There are how many people running for Mayor of San Antonio?!?
San Antonio is barreling toward the most bizarre mayoral election in recent memory.
A massive field of 27 candidates has no clear frontrunners. State and national PAC money is flowing into the race while local groups remain on the sidelines. Meanwhile, the rare opportunity to lead a blue city in a red state has both Republicans and Democrats salivating over the traditionally nonpartisan office.
Weeks from the start of early voting in the May 3 election, it’s the exact scenario some local political strategists say they’ve long worried about leading up to a pivotal race.
San Antonio hasn’t elected a new mayor since 2017 and whoever replaces term-limited Mayor Ron Nirenberg will immediately inherit a city at a crossroads. They’ll be responsible for the city’s approach to major economic development projects, as well as an increasingly precarious social safety net and fraying relationships with state and federal leaders.
Yet years of well-intentioned policy decisions aimed at making local elections more fair have backfired — creating a confusingly crowded race in which money is more critical than ever to break from the pack.
This year Rolando Pablos, who served as Texas Secretary of State under GOP Gov. Greg Abbott, became the face of the a multi-million dollar effort to build a bench of conservative allies in the state’s historically blue urban centers.
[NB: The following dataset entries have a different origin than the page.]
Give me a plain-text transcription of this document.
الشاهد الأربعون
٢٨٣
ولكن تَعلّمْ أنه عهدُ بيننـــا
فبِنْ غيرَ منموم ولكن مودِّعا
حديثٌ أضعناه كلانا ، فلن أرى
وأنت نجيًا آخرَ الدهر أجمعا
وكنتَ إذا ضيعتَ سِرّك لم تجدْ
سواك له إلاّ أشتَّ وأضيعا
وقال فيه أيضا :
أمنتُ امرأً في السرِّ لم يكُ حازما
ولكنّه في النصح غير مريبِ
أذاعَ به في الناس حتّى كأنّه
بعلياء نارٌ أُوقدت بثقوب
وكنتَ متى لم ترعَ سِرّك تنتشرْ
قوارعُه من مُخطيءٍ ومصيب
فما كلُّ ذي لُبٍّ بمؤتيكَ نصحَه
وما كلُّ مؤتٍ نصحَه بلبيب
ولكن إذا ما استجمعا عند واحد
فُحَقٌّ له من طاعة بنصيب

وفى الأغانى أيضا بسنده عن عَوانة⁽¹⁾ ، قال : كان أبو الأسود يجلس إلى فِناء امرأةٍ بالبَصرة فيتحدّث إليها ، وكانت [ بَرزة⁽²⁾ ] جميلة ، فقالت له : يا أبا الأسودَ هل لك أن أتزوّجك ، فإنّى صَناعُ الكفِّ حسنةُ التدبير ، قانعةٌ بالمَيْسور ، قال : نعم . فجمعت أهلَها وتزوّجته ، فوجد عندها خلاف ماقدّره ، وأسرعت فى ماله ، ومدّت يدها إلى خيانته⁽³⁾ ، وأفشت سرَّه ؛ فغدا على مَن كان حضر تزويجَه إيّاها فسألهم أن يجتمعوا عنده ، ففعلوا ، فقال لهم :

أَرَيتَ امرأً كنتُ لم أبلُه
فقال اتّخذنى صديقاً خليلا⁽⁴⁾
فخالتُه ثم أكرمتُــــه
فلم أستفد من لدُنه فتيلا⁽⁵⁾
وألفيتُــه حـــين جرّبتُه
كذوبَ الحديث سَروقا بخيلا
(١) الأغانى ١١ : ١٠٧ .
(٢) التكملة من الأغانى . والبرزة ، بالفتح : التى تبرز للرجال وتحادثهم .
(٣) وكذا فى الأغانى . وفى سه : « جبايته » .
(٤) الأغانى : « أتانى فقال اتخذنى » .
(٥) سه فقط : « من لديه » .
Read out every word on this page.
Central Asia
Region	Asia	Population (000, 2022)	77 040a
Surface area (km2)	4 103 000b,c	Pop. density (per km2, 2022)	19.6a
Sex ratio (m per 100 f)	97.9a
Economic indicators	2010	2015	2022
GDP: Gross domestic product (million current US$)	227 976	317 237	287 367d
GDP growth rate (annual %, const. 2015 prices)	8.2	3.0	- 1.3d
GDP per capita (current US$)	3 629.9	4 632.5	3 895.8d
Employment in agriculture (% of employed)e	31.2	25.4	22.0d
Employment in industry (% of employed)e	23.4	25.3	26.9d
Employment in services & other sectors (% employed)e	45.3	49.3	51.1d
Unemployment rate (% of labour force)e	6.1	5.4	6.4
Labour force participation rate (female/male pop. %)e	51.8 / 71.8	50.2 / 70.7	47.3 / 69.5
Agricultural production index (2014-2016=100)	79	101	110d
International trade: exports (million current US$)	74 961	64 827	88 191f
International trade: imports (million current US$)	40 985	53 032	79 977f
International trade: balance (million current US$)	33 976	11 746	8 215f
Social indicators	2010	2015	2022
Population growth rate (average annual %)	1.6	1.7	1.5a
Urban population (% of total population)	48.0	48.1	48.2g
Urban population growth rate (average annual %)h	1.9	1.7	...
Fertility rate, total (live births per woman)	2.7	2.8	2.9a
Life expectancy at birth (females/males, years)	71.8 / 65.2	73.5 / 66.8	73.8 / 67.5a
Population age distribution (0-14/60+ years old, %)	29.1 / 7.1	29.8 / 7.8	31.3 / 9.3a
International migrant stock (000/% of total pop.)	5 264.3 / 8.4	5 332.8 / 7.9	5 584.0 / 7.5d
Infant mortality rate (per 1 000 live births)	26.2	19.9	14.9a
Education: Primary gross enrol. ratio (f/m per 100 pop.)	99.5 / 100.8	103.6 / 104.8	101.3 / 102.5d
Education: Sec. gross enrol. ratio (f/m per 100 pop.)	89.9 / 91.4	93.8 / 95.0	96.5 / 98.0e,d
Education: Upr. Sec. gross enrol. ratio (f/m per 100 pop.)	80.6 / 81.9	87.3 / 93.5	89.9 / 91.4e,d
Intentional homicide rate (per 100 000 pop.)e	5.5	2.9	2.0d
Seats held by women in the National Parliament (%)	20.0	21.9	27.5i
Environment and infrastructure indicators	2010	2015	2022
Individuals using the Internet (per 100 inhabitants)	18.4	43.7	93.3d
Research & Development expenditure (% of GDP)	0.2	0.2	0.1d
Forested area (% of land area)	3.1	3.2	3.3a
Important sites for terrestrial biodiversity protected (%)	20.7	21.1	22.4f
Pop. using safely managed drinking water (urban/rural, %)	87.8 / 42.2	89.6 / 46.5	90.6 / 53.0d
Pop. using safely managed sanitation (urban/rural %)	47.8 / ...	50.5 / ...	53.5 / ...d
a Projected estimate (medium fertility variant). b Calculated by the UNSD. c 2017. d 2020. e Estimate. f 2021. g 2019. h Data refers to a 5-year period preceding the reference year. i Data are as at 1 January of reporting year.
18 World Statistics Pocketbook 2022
And Gina Ortiz Jones, who was Democrats’ nominee for two high-profile congressional races, has the backing of national Democrats who’ve become desperate to keep Texas from falling further from their party’s reach.
The long list of candidates also includes a number of local elected officials, business leaders and activists with pockets of supporters behind them — meaning it’s unlikely any of the candidates will take the 50% support required to avoid a June 7 runoff.
With few opportunities left to differentiate themselves through message alone, candidates are running out of time to make their cases.
“I think there’s seven candidates that have a shot,” said former mayor and Bexar County Judge Nelson Wolff, one of the few local officials who has offered up an endorsement in the race, in reference to four sitting councilmembers, Pablos and Ortiz Jones, plus political newcomer Beto Altamirano, his pick.
“But as you come down to the election, it depends on how much money they’ve got at the end.”
Twenty-seven candidates? My God. And for an election that’s happening in four weeks. All due respect, but they wouldn’t have the time to make their cases if the election were being held next November. Maybe the runoff will bring some clarity. Godspeed, my San Antonio friends.
San Antonio has a heavy military presence, both active and retired. All non-GOPers should be heavily painting GOP candidates with the DOGE cutting veterans’ jobs brush, DOGE vandalizing the VA brush, Mango Mussolini going golfing rather than go to the Dignified Transfer ceremony brush. Anything less is political malpractice.